Clarity: The paper is overall well written and quite clear. However, I find section 4 not very informative.
Relation to Prior Work: The authors clearly discussed the related work, however the proposed approach is equivalent to fitting a hierarchical prior over the latent variables, in that sense it's related to autoregressive models that try to fit an autoregressive prior over the latent. I think this could be discussed a bit more.
Additional Feedback: === Edit after rebuttal === I took into account the author response. I will maintain my score as I think the paper could still be improved but I think it meets the bar for acceptance. I encourage the author to clarify section 4 and the contributions in the next version and include results on higher resolution as mentioned by other reviewers.
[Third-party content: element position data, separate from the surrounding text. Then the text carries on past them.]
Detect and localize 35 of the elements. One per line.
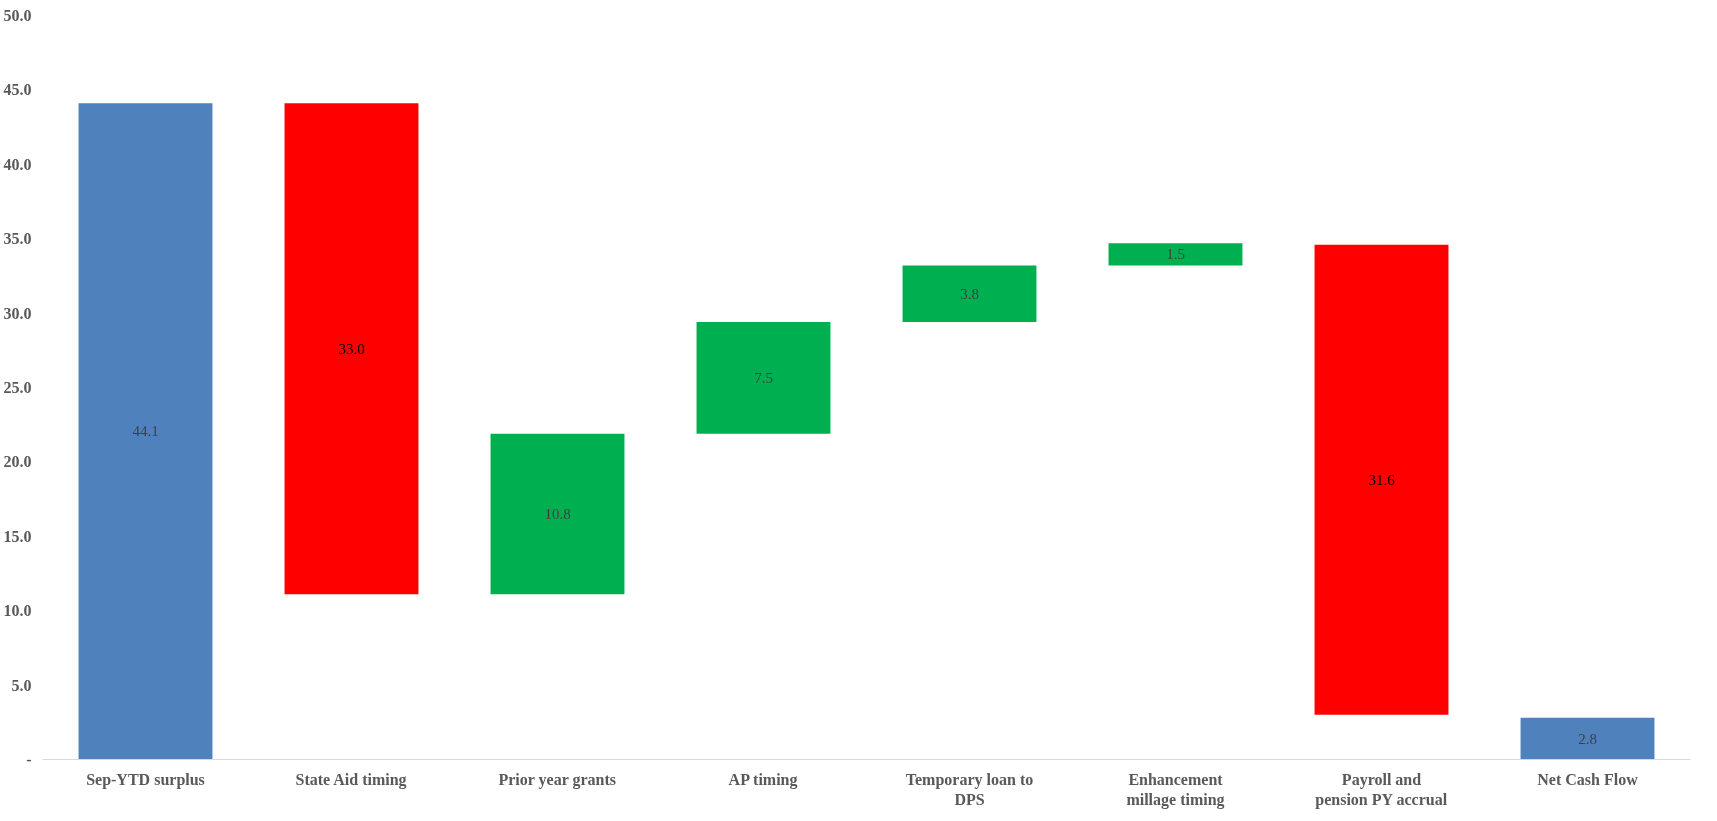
y-tick-label: 5.0	[11, 676, 32, 694]
x-tick-label: Sep-YTD surplus	[86, 770, 205, 789]
x-tick-label: Net Cash Flow	[1537, 770, 1639, 788]
x-tick-label: Temporary loan to DPS	[905, 770, 1034, 808]
bar	[490, 433, 625, 595]
bar	[78, 103, 213, 760]
y-tick-label: 40.0	[3, 155, 32, 173]
bar	[902, 265, 1037, 323]
bar	[1108, 243, 1243, 266]
bar	[696, 322, 831, 434]
y-tick-label: 30.0	[3, 304, 32, 322]
x-tick-label: Prior year grants	[498, 770, 617, 789]
bar	[284, 103, 419, 595]
data-label: 7.5	[754, 369, 773, 386]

Summary and Contributions: This paper proposes to use a hierarchy of VQ-VAEs for lossy image compression. A stochastic posterior and adjusted training objective are introduced to better fit such a model to this task. Experiments show good performance at the challenging low bitrate regime.
Strengths: - The scheme proposed in this paper effectively tackles the challenging problem of maintaining realism and high-level semantic content in the scenario of (extreme) low-rate image compression. - Using a VQ-VAE stack jointly with probabilistic quantization seems to be an elegant method for remedying the mode covering / mode dropping behavior which is often present in image compression / reconstruction tasks. The authors present a very good explanation of how a probabilistic quantized hierarchy can alleviate these problems (section 4). - The proposed method performs better than the baselines both on common metrics and in qualitative visual comparisons. In particular, this model excels at the low bitrate regime, where obtaining realistic reconstructions is very challenging. - This paper can have a significant impact on the sub-community working on these tasks.
Weaknesses: - I think comparisons to prior work on generative lossy image compression (not only to prior work on hierarchical stacks of VQ-VAEs) are missing. In particular, a comparison to ref  (for which online code is available) could be interesting. - This paper builds on prior work which proposed similar concepts. The authors indeed discuss these works and the added contribution well, yet this somewhat limits the novelty.
Clarity: Very well written.
Relation to Prior Work: Yes.
Additional Feedback: ===== Edit after rebuttal ===== After reading all the reviews and the author feedback, I think this is a very good paper and recommend it be accepted. The author feedback on the main points raised in the reviews is convincing. I would encourage the authors in any final revision: (a) To clarify section 4. (b) To include experiments at higher resolution.